さよならの貌(カタチ)

令狐冲三

第1話

 佳苗は改札を抜け、駅前のロータリーに出ると、目的の喫茶店を探して歩き出した。


 焼けつくような真夏の陽射しが、首筋に執拗に食い込んでくる。


 彼女はたえず汗ばむ項や腋をハンカチで拭っていたが、首から背中にかけて這い上ってくるなまぬるい不快感をどうすることもできなかった。


 非常な倦怠だった。


 なぜそんな感覚に囚われねばならないのか彼女自身さだかではなかったが、原因とおぼしきものもうっすらと自覚してはいた。


 これから約束の喫茶店へ行き、3ヶ月前に別れた達彦に会うという行為から、自然とそんな感情がわいてくるのだ。


 だが、なぜそんな気持ちになってしまうのか。


 彼女にはそのことがどうにも納得できないのだった。


 今日という日を、佳苗はどれほど心待ちにしていたことだろう。


 4月から大学生になり、東京での独り暮らしがはじまったことで、達彦とは物理的にまったく会う機会を得られなくなっている。


 また、仮に地元へ留まっていたとしても、以前のように彼と自由に、のびやかに恋愛することはまず無理だろう。


 それは動かしがたい事実だった。


 だからこそ、今でも心から慕い続けている彼と久しぶりに会える歓びは、どう形容のしようもないほど彼女にとっては大きなものになるはずだった。


 なのになぜ、その大きな歓びが、倦怠などという投げやりで不誠実な感情へと導かれてしまうのか?


 佳苗はそれ以上掘り下げて考えるのをやめた。


 あえて疑問を封印して、とにかく喫茶店の看板を探した。


 相変わらず、強い陽射しが頭上から襲いかかってくる。


 ハンカチをもつ掌までも、じわじわと汗ばんできた。


 だがそれは、この物狂わしい真夏の暑さのためだけだったろうか。


 ほどなく、佳苗は約束の喫茶店を見つけ出し、軽やかな木製のドアをあけた。


 壁に飾られた数枚の水彩画が、彼女のほうへ涼しげな微笑を向けてくる。


 彼女は一瞬ホッとしたものの、すぐにまた例の不吉な倦怠が取り巻いてくるのを感じた。


 彼女はしゃんとして、あたりをみまわした。


 3時半。


 時間通りだったが、達彦の姿は容易にみつからず、佳苗はしばし当惑した。


 が、なんということはない。


 彼はすぐ目の前の水彩画の真下のテーブルに、新聞を読みながら座っていたのだった。


 以前の達彦は、佳苗が彼のアパートを訪れるたびに、怜悧な横顔を崩し、一瞬おかしいほどはにかんだ表情になって、


「よく来たな」と、ささやくようにいって、そっと抱き寄せてくれた。


 佳苗はその瞬間を、スッと魂が抜けてしまいそうなほど好きで、彼の優しさを肌で感じ得ていたと信じている。
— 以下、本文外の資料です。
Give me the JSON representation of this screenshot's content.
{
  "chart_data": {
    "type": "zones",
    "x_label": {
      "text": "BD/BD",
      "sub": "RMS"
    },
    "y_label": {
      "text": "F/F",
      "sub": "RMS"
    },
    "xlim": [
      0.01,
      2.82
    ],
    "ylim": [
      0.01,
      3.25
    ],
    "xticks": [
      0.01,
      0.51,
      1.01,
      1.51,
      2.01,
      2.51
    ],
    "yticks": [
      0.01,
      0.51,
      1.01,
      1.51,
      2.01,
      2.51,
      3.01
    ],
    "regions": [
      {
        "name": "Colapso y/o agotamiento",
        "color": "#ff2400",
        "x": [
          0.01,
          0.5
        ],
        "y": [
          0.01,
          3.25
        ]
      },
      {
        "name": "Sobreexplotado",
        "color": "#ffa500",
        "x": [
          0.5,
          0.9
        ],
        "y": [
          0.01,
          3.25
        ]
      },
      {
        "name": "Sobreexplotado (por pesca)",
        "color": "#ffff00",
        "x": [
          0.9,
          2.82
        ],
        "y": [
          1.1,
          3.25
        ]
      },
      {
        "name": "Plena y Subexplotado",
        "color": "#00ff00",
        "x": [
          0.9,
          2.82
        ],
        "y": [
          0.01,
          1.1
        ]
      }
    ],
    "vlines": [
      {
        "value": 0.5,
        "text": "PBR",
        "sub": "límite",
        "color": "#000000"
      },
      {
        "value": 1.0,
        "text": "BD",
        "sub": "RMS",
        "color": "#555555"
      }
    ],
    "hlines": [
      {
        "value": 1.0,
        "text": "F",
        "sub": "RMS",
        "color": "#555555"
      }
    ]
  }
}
 あるいはドアをあけた瞬間、彼のその表情が思い浮かび、もはやそれは二度と自分に向けられることはないのだという諦めから、無意識に水彩画へ目をやって、そこに彼の幻を映そうとしていたのかもしれない。


 そんな自分を佳苗は妙に惨めに、不憫に思うのだった。


 感傷に浸る彼女へ、達彦は先に声をかけてきた。


 サーファーらしい浅黒く日焼けした肉づきのよい胸を清潔な白いシャツに包み、意外にもあの頃と変わらないはにかんだ表情で、


「こんにちは。立ってないで座れば?」


 その瞬間、思いがけぬ彼の言葉や表情に彼女は返す言葉を忘れ、汗じみたハンカチで目頭をそっと抑えた。


 懐かしい達彦の声が緊張を和らげ、佳苗を嗚咽へと傾斜させた。


 ずっと感じていたあの倦怠感は、むしろ畏怖に近いものだったかもしれない。


 3ヶ月という時と、彼の結婚。


 二つの現実が彼女を圧迫し、萎縮させ、いまや喘ぐことと諦めることしか出来なくなって、自然に倦怠という感情へ昇華してしまったのかもしれない。


 彼女は自分の感情の起伏の安易さに、一種軽薄なものすら感じざるを得なかった。


 佳苗はハンドバッグをテーブルの隅に置き、うつむき加減にゆっくり腰をおろした。


 その動作が緩慢すぎたせいで、座り方や視線のやり場にぎこちなさが生じた。


 これから二人で積もり積もった話をしようというのに、不自然な体勢ではどうしようもない。


 当惑する彼女の脳裏を唐突に走り抜けたのは、達彦とはじめて会った3年前の記憶だった。


 それはまるで、驟雨のようだった。